Foi a maior confusão. Comentários mil e vaia do uhu, uhu, mas ela não se toca e sai andando num passo de flamingo desfilando. Está noutra, no bufê, nos vestidos e na cafonália. “Gente que ganhou dinheiro vendendo pizza na São Caetano. Nem foi no Brás. Imagina! Nem percebem a gozação. A festa foi igual a aquela da Santa Aquiropita! Só vendo.”

Bem, ela saiu, mas o padre perdeu o fio da meada e resolveu acabar logo com a prédica.

Agora se faz silêncio. O ambiente parece eletrizado, energia unindo as pessoas em seu recolhimento. Há o pigarro, a tosse, o pilim plim pim das campainhas. Dá pra se concentrar no que representa. Todos sentem a solenidade do ato.  A sagração. Os fiéis, mulheres em sua maioria, dirigem-se à fila para tomar a comunhão e a cada um diz o celebrante “Eis o corpo de Cristo”.  É recebido com olhos fechados como a relembrarem a figura e imagem do Redentor.

‘Oremus’, o padre reza e nos convida a rezar. Terminada a oração diz “Per Christum Dominum nostrum” . Amem, recebe como resposta. E nos diz “Ide em Paz” e nos abençoa.

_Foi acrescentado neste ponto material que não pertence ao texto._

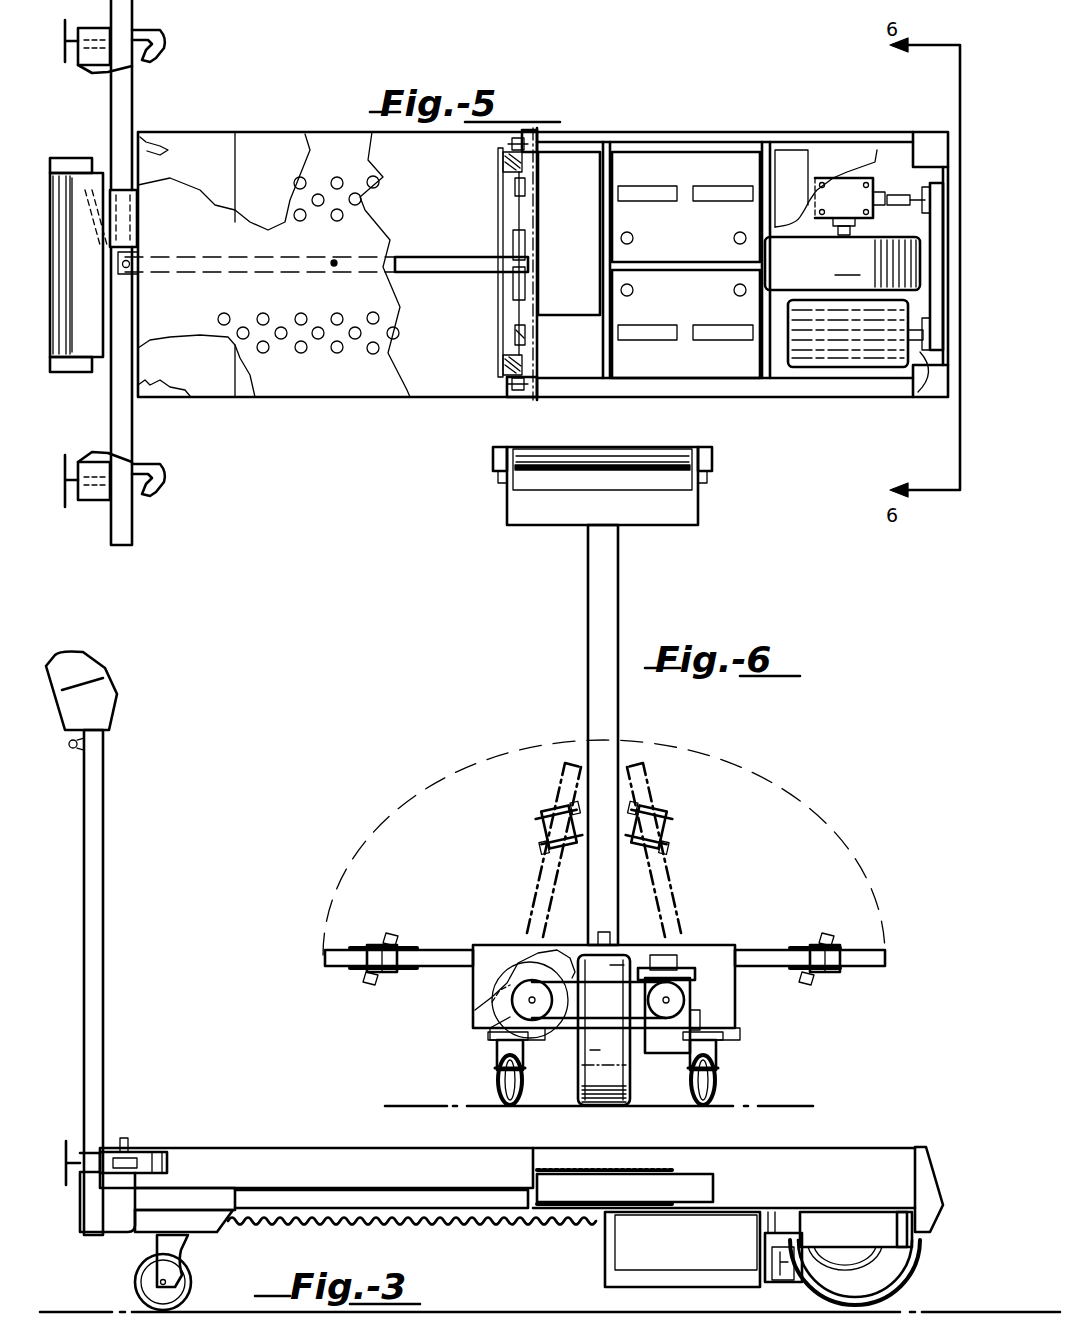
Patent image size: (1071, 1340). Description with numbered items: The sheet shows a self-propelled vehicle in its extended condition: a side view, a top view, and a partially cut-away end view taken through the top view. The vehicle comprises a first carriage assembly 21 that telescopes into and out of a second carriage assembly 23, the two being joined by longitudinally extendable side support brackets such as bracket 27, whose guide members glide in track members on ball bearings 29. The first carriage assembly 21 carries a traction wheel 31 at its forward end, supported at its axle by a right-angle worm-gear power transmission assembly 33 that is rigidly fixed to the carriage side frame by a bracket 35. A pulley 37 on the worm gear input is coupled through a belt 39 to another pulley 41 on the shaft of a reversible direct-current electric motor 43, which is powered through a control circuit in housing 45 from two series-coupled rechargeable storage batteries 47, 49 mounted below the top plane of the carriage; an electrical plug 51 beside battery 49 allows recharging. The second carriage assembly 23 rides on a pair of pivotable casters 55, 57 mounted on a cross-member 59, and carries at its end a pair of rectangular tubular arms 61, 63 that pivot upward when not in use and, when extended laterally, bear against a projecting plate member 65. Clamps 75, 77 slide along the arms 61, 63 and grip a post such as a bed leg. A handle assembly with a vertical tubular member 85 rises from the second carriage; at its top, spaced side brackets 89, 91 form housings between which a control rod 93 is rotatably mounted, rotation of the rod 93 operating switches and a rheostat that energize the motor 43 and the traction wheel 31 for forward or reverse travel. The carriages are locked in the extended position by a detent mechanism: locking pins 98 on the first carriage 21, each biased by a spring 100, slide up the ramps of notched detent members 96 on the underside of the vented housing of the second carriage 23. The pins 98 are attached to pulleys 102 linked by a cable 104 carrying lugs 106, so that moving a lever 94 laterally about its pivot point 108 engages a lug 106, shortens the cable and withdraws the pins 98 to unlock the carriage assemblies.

In FIG. 5, the first carriage assembly 21 is at (724, 130).
In FIG. 3, the first carriage assembly 21 is at (798, 1148).
In FIG. 5, the second carriage assembly 23 is at (336, 132).
In FIG. 3, the second carriage assembly 23 is at (258, 1146).
In FIG. 3, the side support bracket 27 is at (721, 1190).
In FIG. 3, the ball bearings 29 is at (598, 1170).
In FIG. 5, the traction wheel 31 is at (842, 263).
In FIG. 6, the traction wheel 31 is at (578, 1084).
In FIG. 3, the traction wheel 31 is at (885, 1276).
In FIG. 5, the power transmission assembly 33 is at (844, 206).
In FIG. 6, the power transmission assembly 33 is at (664, 1044).
In FIG. 6, the bracket 35 is at (680, 968).
In FIG. 5, the pulley 37 is at (925, 190).
In FIG. 6, the pulley 37 is at (678, 999).
In FIG. 5, the belt 39 is at (935, 227).
In FIG. 6, the belt 39 is at (571, 980).
In FIG. 5, the pulley 41 is at (930, 372).
In FIG. 6, the pulley 41 is at (531, 1005).
In FIG. 5, the electric motor 43 is at (825, 357).
In FIG. 6, the electric motor 43 is at (509, 1014).
In FIG. 3, the electric motor 43 is at (856, 1229).
In FIG. 5, the housing 45 is at (574, 260).
In FIG. 5, the storage battery 47 is at (686, 207).
In FIG. 5, the storage battery 49 is at (686, 324).
In FIG. 3, the storage battery 49 is at (682, 1249).
In FIG. 3, the electrical plug 51 is at (780, 1283).
In FIG. 6, the caster 55 is at (500, 1085).
In FIG. 3, the caster 55 is at (192, 1273).
In FIG. 6, the caster 57 is at (718, 1091).
In FIG. 6, the cross-member 59 is at (731, 1029).
In FIG. 3, the cross-member 59 is at (217, 1237).
In FIG. 5, the tubular arm 61 is at (128, 447).
In FIG. 6, the tubular arm 61 is at (566, 779).
In FIG. 5, the tubular arm 63 is at (128, 113).
In FIG. 6, the tubular arm 63 is at (648, 788).
In FIG. 3, the plate member 65 is at (112, 1233).
In FIG. 5, the clamp 75 is at (160, 488).
In FIG. 6, the clamp 75 is at (543, 828).
In FIG. 3, the clamp 75 is at (114, 1182).
In FIG. 5, the clamp 77 is at (154, 57).
In FIG. 6, the clamp 77 is at (662, 831).
In FIG. 6, the vertically extending rectangular tubular member 85 is at (590, 603).
In FIG. 3, the vertically extending rectangular tubular member 85 is at (99, 893).
In FIG. 5, the side bracket 89 is at (80, 374).
In FIG. 6, the side bracket 89 is at (507, 502).
In FIG. 3, the side bracket 89 is at (100, 692).
In FIG. 5, the side bracket 91 is at (77, 158).
In FIG. 6, the side bracket 91 is at (698, 500).
In FIG. 5, the rod or bar 93 is at (50, 190).
In FIG. 6, the rod or bar 93 is at (641, 453).
In FIG. 5, the lever 94 is at (134, 256).
In FIG. 3, the lever 94 is at (126, 1150).
In FIG. 5, the detent member 96 is at (162, 144).
In FIG. 5, the locking pin 98 is at (512, 143).
In FIG. 5, the spring 100 is at (505, 163).
In FIG. 5, the pulley 102 is at (515, 188).
In FIG. 5, the cable 104 is at (515, 332).
In FIG. 5, the lug 106 is at (548, 257).
In FIG. 5, the pivot point 108 is at (334, 262).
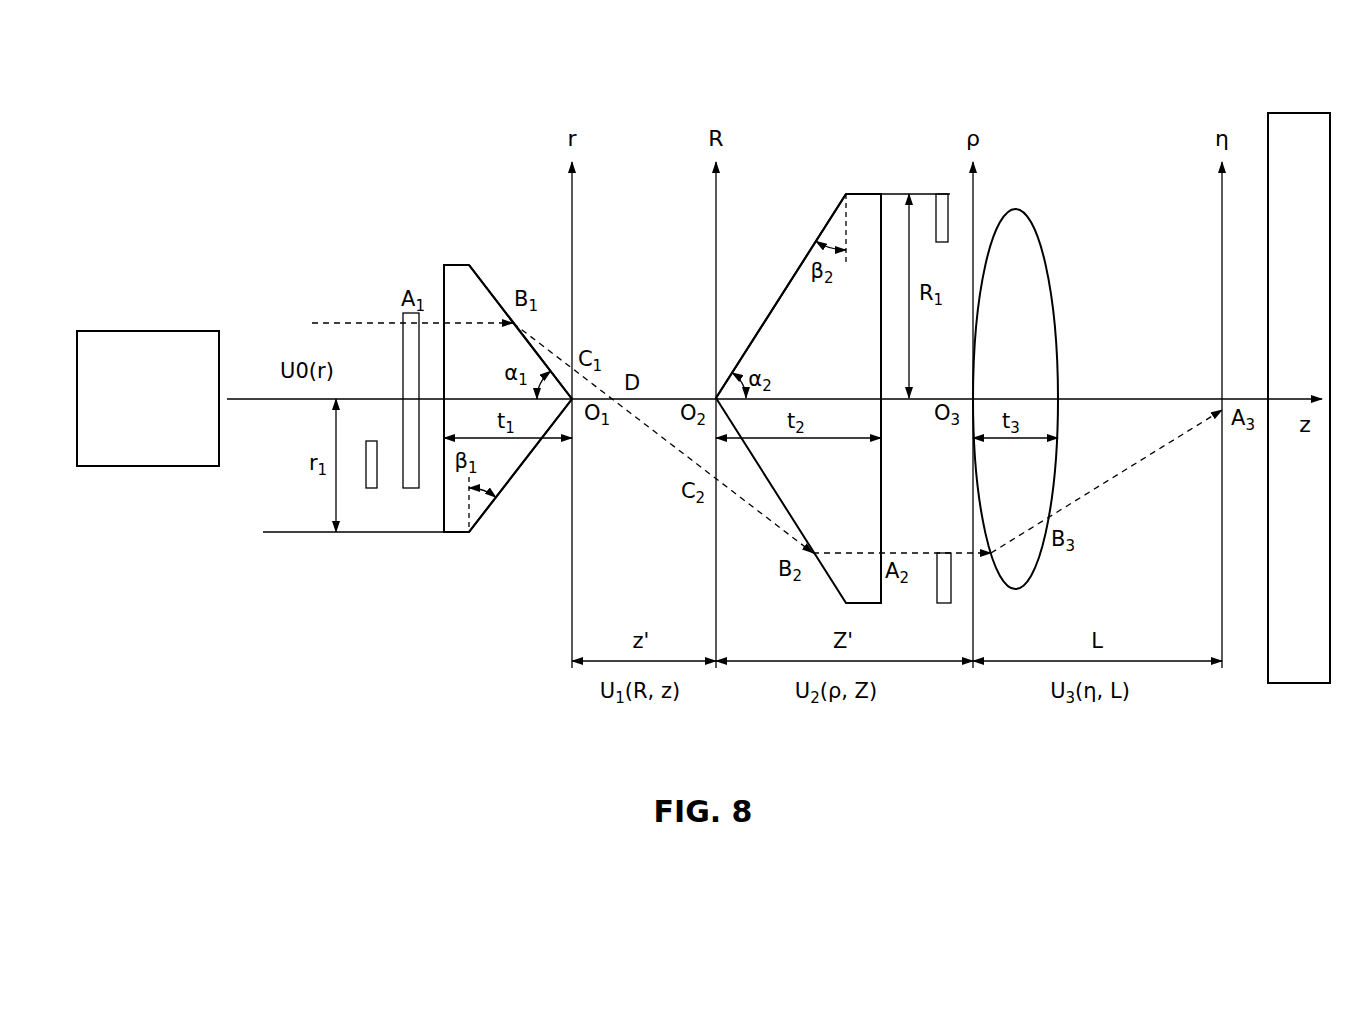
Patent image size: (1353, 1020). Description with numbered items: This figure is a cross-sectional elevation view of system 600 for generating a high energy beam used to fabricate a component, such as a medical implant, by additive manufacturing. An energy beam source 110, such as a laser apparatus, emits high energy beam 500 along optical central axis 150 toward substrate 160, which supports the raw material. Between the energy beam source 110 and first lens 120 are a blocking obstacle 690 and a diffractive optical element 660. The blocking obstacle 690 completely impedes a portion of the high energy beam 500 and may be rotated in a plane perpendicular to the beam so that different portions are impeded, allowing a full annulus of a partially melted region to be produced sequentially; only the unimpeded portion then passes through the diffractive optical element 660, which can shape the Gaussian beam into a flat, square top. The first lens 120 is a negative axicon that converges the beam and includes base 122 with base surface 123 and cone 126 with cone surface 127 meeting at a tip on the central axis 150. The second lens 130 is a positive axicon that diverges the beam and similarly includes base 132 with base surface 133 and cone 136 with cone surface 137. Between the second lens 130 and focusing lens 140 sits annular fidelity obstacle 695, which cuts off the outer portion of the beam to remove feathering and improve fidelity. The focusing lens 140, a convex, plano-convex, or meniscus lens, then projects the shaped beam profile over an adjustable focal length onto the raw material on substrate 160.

The system 600 is at (170, 86).
The energy beam source 110 is at (148, 398).
The optical central axis 150 is at (274, 401).
The high energy beam 500 is at (326, 321).
The blocking obstacle 690 is at (371, 490).
The diffractive optical element 660 is at (411, 490).
The first lens 120 is at (462, 543).
The base 122 is at (455, 272).
The base surface 123 is at (444, 510).
The cone surface 127 is at (486, 283).
The cone 126 is at (503, 475).
The second lens 130 is at (798, 398).
The cone surface 137 is at (803, 262).
The cone 136 is at (778, 314).
The base 132 is at (863, 481).
The base surface 133 is at (881, 540).
The fidelity obstacle 695 is at (944, 590).
The focusing lens 140 is at (1015, 399).
The substrate 160 is at (1299, 398).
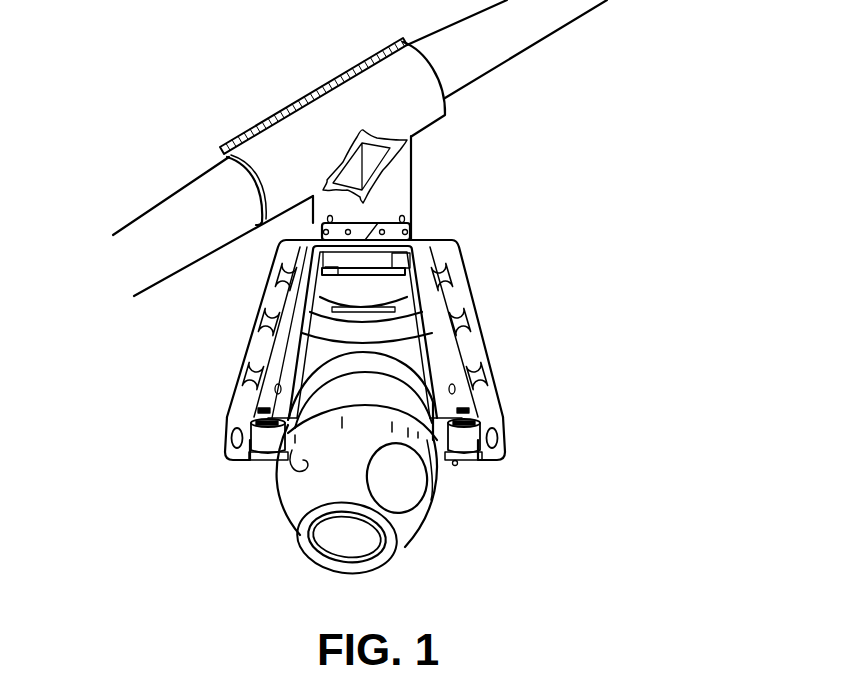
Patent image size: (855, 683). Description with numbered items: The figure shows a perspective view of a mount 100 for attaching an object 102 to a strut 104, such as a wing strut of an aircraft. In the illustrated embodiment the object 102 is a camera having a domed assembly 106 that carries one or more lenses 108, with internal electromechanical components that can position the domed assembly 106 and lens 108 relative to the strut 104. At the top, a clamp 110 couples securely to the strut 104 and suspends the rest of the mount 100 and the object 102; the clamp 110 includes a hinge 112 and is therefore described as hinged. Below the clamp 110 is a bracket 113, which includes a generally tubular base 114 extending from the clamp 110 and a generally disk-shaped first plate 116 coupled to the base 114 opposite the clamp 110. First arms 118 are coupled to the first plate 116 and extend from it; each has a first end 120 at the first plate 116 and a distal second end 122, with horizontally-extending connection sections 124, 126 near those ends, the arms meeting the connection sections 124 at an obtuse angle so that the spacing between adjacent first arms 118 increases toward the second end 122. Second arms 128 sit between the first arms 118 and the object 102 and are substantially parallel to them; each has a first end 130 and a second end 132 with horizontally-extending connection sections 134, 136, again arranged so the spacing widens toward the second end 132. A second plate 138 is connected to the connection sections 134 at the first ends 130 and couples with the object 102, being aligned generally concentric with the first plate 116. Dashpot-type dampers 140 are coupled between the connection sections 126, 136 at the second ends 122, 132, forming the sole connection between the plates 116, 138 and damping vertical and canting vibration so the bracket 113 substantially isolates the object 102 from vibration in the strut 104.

The mount 100 is at (125, 119).
The object 102 is at (437, 497).
The strut 104 is at (190, 213).
The domed assembly 106 is at (422, 522).
The lens 108 is at (403, 487).
The clamp 110 is at (383, 88).
The hinge 112 is at (283, 110).
The bracket 113 is at (560, 327).
The base 114 is at (397, 190).
The first plate 116 is at (385, 226).
The first arms 118 is at (492, 365).
The first end 120 is at (440, 255).
The second end 122 is at (483, 460).
The connection section 124 is at (412, 240).
The connection section 126 is at (458, 468).
The second arms 128 is at (262, 352).
The first end 130 is at (284, 280).
The second end 132 is at (223, 423).
The connection section 134 is at (268, 296).
The connection section 136 is at (222, 443).
The second plate 138 is at (397, 295).
The dampers 140 is at (500, 437).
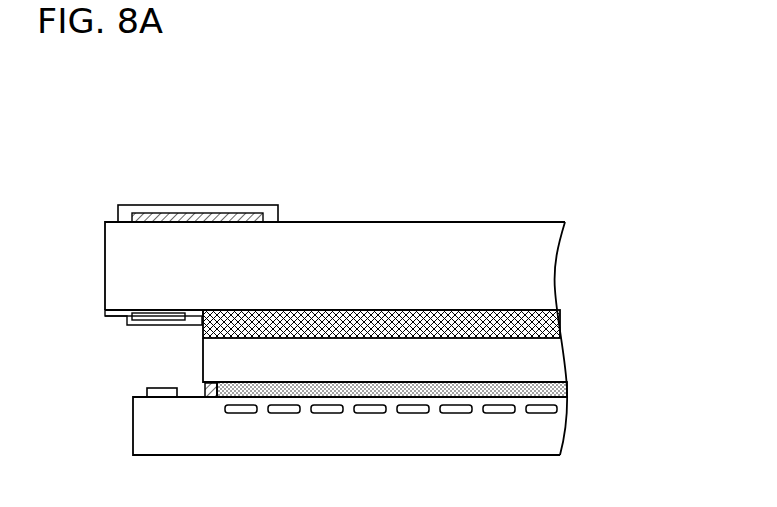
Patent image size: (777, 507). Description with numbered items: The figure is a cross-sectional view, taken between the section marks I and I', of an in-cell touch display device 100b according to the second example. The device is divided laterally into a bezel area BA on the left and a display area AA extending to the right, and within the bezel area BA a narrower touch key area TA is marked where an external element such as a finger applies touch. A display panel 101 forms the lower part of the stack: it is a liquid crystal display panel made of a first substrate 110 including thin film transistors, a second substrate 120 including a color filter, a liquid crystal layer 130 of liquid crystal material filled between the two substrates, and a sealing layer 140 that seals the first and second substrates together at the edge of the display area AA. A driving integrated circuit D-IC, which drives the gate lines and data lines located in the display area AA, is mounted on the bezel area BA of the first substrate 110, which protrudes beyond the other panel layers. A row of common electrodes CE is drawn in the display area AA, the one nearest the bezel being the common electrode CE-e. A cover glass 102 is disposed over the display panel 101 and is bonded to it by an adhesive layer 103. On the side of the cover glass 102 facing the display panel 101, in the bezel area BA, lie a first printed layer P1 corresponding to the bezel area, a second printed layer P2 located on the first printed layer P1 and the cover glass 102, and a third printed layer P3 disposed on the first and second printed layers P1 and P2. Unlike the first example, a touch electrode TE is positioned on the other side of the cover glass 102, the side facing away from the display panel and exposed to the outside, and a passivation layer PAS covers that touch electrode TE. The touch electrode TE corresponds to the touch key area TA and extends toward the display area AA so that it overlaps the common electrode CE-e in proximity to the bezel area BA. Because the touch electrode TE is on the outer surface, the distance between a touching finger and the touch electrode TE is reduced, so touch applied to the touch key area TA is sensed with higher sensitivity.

The in-cell touch display device 100b is at (100, 116).
The bezel area BA is at (105, 202).
The display area AA is at (565, 165).
The touch key area TA is at (192, 198).
The passivation layer PAS is at (118, 212).
The touch electrode TE is at (278, 213).
The cover glass 102 is at (560, 268).
The adhesive layer 103 is at (560, 323).
The second substrate 120 is at (565, 352).
The liquid crystal layer 130 is at (567, 388).
The sealing layer 140 is at (204, 390).
The first substrate 110 is at (565, 425).
The display panel 101 is at (658, 355).
The first printed layer P1 is at (125, 309).
The second printed layer P2 is at (163, 312).
The third printed layer P3 is at (105, 318).
The driving integrated circuit D-IC is at (147, 392).
The common electrode CE is at (372, 414).
The common electrode in proximity to the bezel area CE-e is at (243, 414).
The section line start I is at (132, 481).
The section line end I' is at (560, 483).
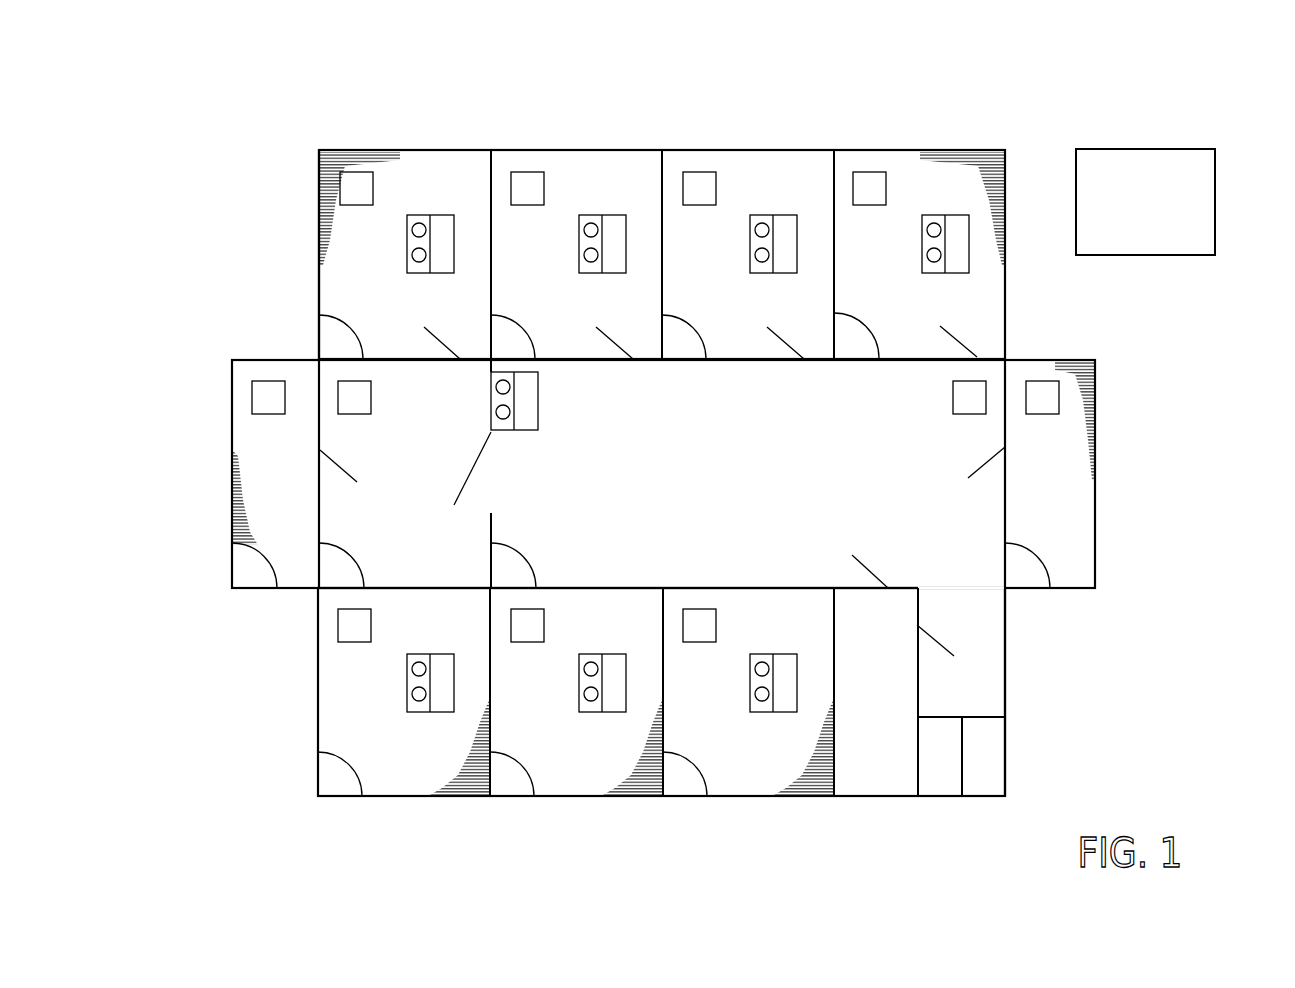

Viro-me rapidamente para ver a mulher-repórter. Ali está. Chego e pergunto:

— Quer tomar um sorvete?

— Aceito, você é rápido, hein!

É a resposta surpresa.

Idos e já sentados ela  pede ao garçom um sorvete que deve ser algo fora do normal.

Pergunto:

— Sorvete diferente do meu chocomalte. Como é?

— Simples, três bolas de diferentes sabores vem numa base de hóstia encarapitadas por um “gafanhoto”, um biscoitinho. É chamado Maná do Egito. Legal.

— Simplesmente estranho, mas porque a hóstia? Volto eu.

— Ora, ora, porque o maná tem miles de calorias. Engorda muito.  Hóstia vem do grego, significa vítima. Na missa, com culpa, é servido a vitima: o cordeiro de Deus. Aqui vou sacrificar o cordeiro e comer, mas sem culpa.

A explicação não me convence, mas a partir desse sorvete comemos outros biscoitinhos; saboreamos sem culpa.